Gibbons Lab Awarded NIH R01 to Explore Precision Nutrition
The ecological structure of the human gut microbiome helps determine nutritional and phenotypic responses to diet. However, a clear mapping does not yet exist between diet, gut microbial ecology, gut microbial community metabolism, and human metabolic phenotypes. This proposal, entitled “CyberGut: towards personalized human-microbiome metabolic modeling for precision health and nutrition“, provides five years of funding from the National Institutes of Health (NIH) for the design and testing of an integrated host-microbiome-diet metabolic model for rapidly and accurately predicting personalized responses to dietary inputs.
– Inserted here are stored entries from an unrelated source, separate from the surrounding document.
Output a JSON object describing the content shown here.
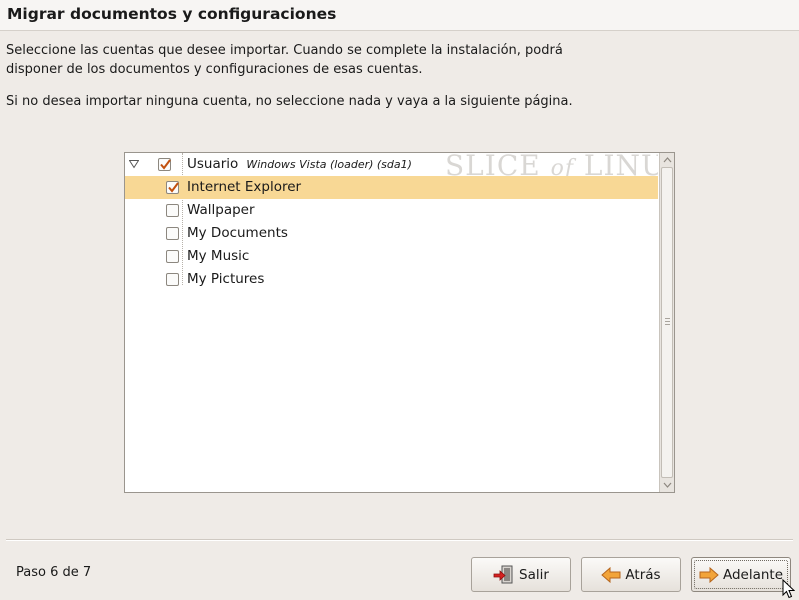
{
  "header": {
    "title": "Migrar documentos y configuraciones"
  },
  "intro": {
    "line1": "Seleccione las cuentas que desee importar. Cuando se complete la instalación, podrá",
    "line2": "disponer de los documentos y configuraciones de esas cuentas.",
    "hint": "Si no desea importar ninguna cuenta, no seleccione nada y vaya a la siguiente página."
  },
  "tree": {
    "account": {
      "label": "Usuario",
      "detail": "Windows Vista (loader) (sda1)",
      "checked": true,
      "expanded": true
    },
    "items": [
      {
        "label": "Internet Explorer",
        "checked": true,
        "selected": true
      },
      {
        "label": "Wallpaper",
        "checked": false,
        "selected": false
      },
      {
        "label": "My Documents",
        "checked": false,
        "selected": false
      },
      {
        "label": "My Music",
        "checked": false,
        "selected": false
      },
      {
        "label": "My Pictures",
        "checked": false,
        "selected": false
      }
    ]
  },
  "watermark": {
    "part1": "SLICE",
    "part2": "of",
    "part3": "LINUX"
  },
  "footer": {
    "step": "Paso 6 de 7",
    "quit_label": "Salir",
    "back_label": "Atrás",
    "forward_label": "Adelante"
  },
  "colors": {
    "selection": "#f8d895",
    "checkmark": "#c2500e",
    "background": "#efebe7"
  },
  "icons": {
    "quit": "quit-door-icon",
    "back": "arrow-left-icon",
    "forward": "arrow-right-icon",
    "expander": "triangle-down-icon",
    "checkbox": "checkmark-icon"
  }
}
We propose the integration of tissue-resolved metabolic models of relevant host tissues, including a cell-type-specific metabolic reconstruction of the gut epithelium, into our existing microbial community model (i.e., MICOM) to improve estimates of metabolic fluxes between the gut microbiota, the diet, and the host. We will call this host-diet-microbiome metabolic model ‘CyberGut.’ Using existing multi-omic data from a cohort of >3,000 adults, we will constrain and validate CyberGut with paired measurements of diet, host blood metabolomes, and gut microbiomes. In addition, we will generate cross-sectional training and validation data consisting of paired blood and fecal metabolomes, fecal microbiomes, and detailed 3-day dietary recall data from a new cohort of 100 healthy participants. Using these data, we will refine and test two novel and independent diet-inference algorithms, which leverage stool metagenomes and stool untargeted metabolomes, respectively. Furthermore, using samples taken from a subset of this new cohort (N=40), we will perform ex vivo stool culturing experiments, designed to directly quantify metabolic fluxes and bacterial growth rates in vitro. These fluxomic data will be used to directly test in silico CyberGut flux predictions in response to a diverse panel of dietary and host metabolite interventions. In addition to contributing to the refinement and testing of our CyberGut model, the paired diet, microbiome, and metabolomic data, including replicate fluxomic assays, generated in this proposal will be an invaluable resource to the precision nutrition and human microbiome research community. In summary, we will build, refine, and test a novel platform for tracking dietary intake and predicting personalized nutritional responses to diet, which has the potential to fundamentally alter how we design and test dietary interventions.
This work will be carried out in collaboration with Dr. Johanna Lampe (co-Investigator) at the Fred Hutchinson Cancer Center and Dr. Pieter Dorrestein (co-Investigator) at UCSD.